On day 5 of haloperidol treatment, the patient developed episodes of "repetitive movements," which were witnessed only by the PICU and junior neurology staff. The differential diagnosis included seizure, benzodiazepine or opiate withdrawal dyskinesia, and extrapyramidal symptoms. EEG was again negative for seizure. The psychiatric recommendation was to continue observation with the same or a 50% reduction of the haloperidol dosage, but the PICU team was uncomfortable with the possibility of extrapyramidal symptoms in an infant and discontinued the haloperidol. The Department of Child Psychiatry was consulted again, this time for a medication recommendation for delirium with a lower risk of extrapyramidal symptoms. Haloperidol was cross-tapered over three days to quetiapine at 6 mg b.i.d. Pediatric dosing guidelines for quetiapine exist only for children over age 13, for whom the usual starting dose is 25—50 mg b.i.d.; 6 mg is thus equivalent to about one-quarter of the starting dose of a 40 kg child. The patient still exhibited day-night reversal but was tolerating her chemotherapy and oral feedings and was more consolable and interactive despite some fussy episodes.

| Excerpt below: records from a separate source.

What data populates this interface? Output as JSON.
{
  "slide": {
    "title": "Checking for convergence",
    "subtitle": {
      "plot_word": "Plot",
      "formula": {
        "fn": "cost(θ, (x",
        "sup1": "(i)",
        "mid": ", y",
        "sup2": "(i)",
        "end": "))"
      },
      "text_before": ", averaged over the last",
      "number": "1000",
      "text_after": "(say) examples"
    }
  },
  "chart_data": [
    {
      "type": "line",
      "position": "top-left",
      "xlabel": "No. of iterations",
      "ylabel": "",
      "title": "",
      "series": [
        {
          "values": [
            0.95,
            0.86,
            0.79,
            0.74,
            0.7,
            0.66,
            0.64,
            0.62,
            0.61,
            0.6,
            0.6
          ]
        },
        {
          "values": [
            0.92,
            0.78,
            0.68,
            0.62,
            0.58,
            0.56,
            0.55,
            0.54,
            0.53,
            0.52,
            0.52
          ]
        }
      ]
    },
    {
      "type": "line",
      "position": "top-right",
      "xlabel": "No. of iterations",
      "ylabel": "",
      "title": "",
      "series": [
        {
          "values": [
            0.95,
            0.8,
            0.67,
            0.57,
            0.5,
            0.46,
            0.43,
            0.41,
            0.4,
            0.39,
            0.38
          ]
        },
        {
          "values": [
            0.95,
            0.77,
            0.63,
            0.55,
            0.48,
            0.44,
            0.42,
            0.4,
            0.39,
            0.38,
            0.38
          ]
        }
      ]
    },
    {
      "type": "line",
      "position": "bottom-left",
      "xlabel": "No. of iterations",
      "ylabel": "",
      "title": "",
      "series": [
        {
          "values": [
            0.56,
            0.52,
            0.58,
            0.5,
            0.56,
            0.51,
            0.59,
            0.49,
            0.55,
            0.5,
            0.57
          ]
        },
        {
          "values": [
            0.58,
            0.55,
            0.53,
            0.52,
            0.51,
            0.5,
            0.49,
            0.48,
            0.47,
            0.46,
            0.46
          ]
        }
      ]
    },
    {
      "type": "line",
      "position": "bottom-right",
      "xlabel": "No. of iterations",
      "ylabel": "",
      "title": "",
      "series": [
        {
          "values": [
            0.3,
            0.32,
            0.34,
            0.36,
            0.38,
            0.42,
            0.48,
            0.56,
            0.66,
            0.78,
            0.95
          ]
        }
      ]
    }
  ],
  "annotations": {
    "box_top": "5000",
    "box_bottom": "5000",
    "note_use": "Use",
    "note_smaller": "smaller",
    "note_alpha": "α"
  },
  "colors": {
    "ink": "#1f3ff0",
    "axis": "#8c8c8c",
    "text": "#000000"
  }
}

The patient improved neurologically and medically over the next week and started physical and occupational therapies. She tolerated her next two cycles of chemotherapy. The sedative taper was continued slowly over 1 month after the patient was transferred to Department of Oncology. Quetiapine was continued throughout the sedation tapers, and 6 weeks after it was started, it was decreased to 6 mg nightly for 2 nights, then discontinued, with no adverse events. Since this hospitalization, the baby is developing as expected and undergoing physical and occupational therapies to address ongoing obstacles to her development from her illness and treatment.